My husband and I have never been regular coffee drinkers, however, a couple of years back, Stuart went through a phase of having a cup every evening. It took about 2 weeks to work out that this was the cause of insomnia for that period, which he’d never suffered from. As soon as stopped, he went back to his normal sleep pattern. Some people it affects, some it doesn’t.

Do what works for YOU!

Try not to get caught up in recommendations for specific quantities, what’s important is to know how it affects you personally, not your friend down the road.

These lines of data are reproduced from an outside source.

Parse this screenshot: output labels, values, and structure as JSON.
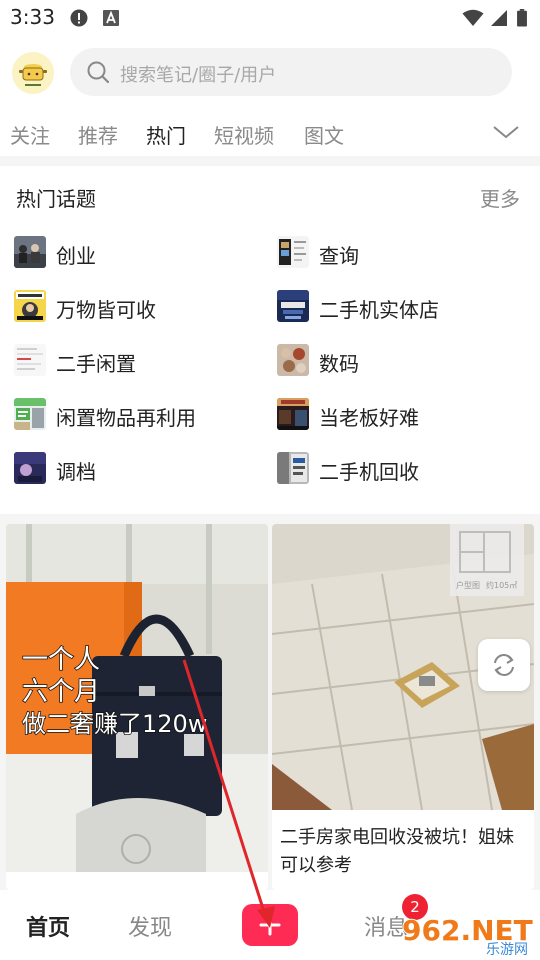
{
  "status_bar": {
    "time": "3:33",
    "icons": [
      "alert-circle-icon",
      "a-box-icon",
      "wifi-icon",
      "signal-icon",
      "battery-icon"
    ]
  },
  "search": {
    "placeholder": "搜索笔记/圈子/用户"
  },
  "tabs": [
    {
      "label": "关注",
      "active": false
    },
    {
      "label": "推荐",
      "active": false
    },
    {
      "label": "热门",
      "active": true
    },
    {
      "label": "短视频",
      "active": false
    },
    {
      "label": "图文",
      "active": false
    }
  ],
  "topics": {
    "title": "热门话题",
    "more": "更多",
    "items": [
      {
        "label": "创业"
      },
      {
        "label": "查询"
      },
      {
        "label": "万物皆可收"
      },
      {
        "label": "二手机实体店"
      },
      {
        "label": "二手闲置"
      },
      {
        "label": "数码"
      },
      {
        "label": "闲置物品再利用"
      },
      {
        "label": "当老板好难"
      },
      {
        "label": "调档"
      },
      {
        "label": "二手机回收"
      }
    ]
  },
  "feed": {
    "cards": [
      {
        "overlay_lines": [
          "一个人",
          "六个月",
          "做二奢赚了120w"
        ],
        "caption": ""
      },
      {
        "floorplan_label": "户型图",
        "floorplan_area": "约105㎡",
        "caption": "二手房家电回收没被坑！姐妹可以参考"
      }
    ]
  },
  "bottom_nav": {
    "home": "首页",
    "discover": "发现",
    "messages": "消息",
    "messages_badge": "2",
    "add_icon": "plus-icon"
  },
  "watermark": {
    "text": "962.NET",
    "subtext": "乐游网"
  },
  "colors": {
    "accent": "#fe2c55",
    "badge": "#ee2233",
    "annotation_arrow": "#e0262b"
  }
}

Not everyone will be negatively affected. Some people go their whole lives experiencing absolutely no negative effects, but many do and the results can range from mild to severe. So if any of these symptoms sound familiar to you, I challenge you to try a caffeine free period for a week, or reduce the quantity, and see how you feel.

A word of warning: Caffeine is an addiction for some people. Withdrawing it can initially give you unwanted symptoms such as headaches, drowsiness, lethargy, cold-like symptoms, anxiety and irritability. If you are a heavy consumer of caffeine, it may be wise to withdraw gradually. Rest assured though, these symptoms pass as your body cleanses itself.

Try decaffeinated coffee if you still need the coffee taste, otherwise take it as an opportunity to try something different, herbal tea, green tea, smoothies…

Remember it’s all about YOU and how YOU feel and only you can test this.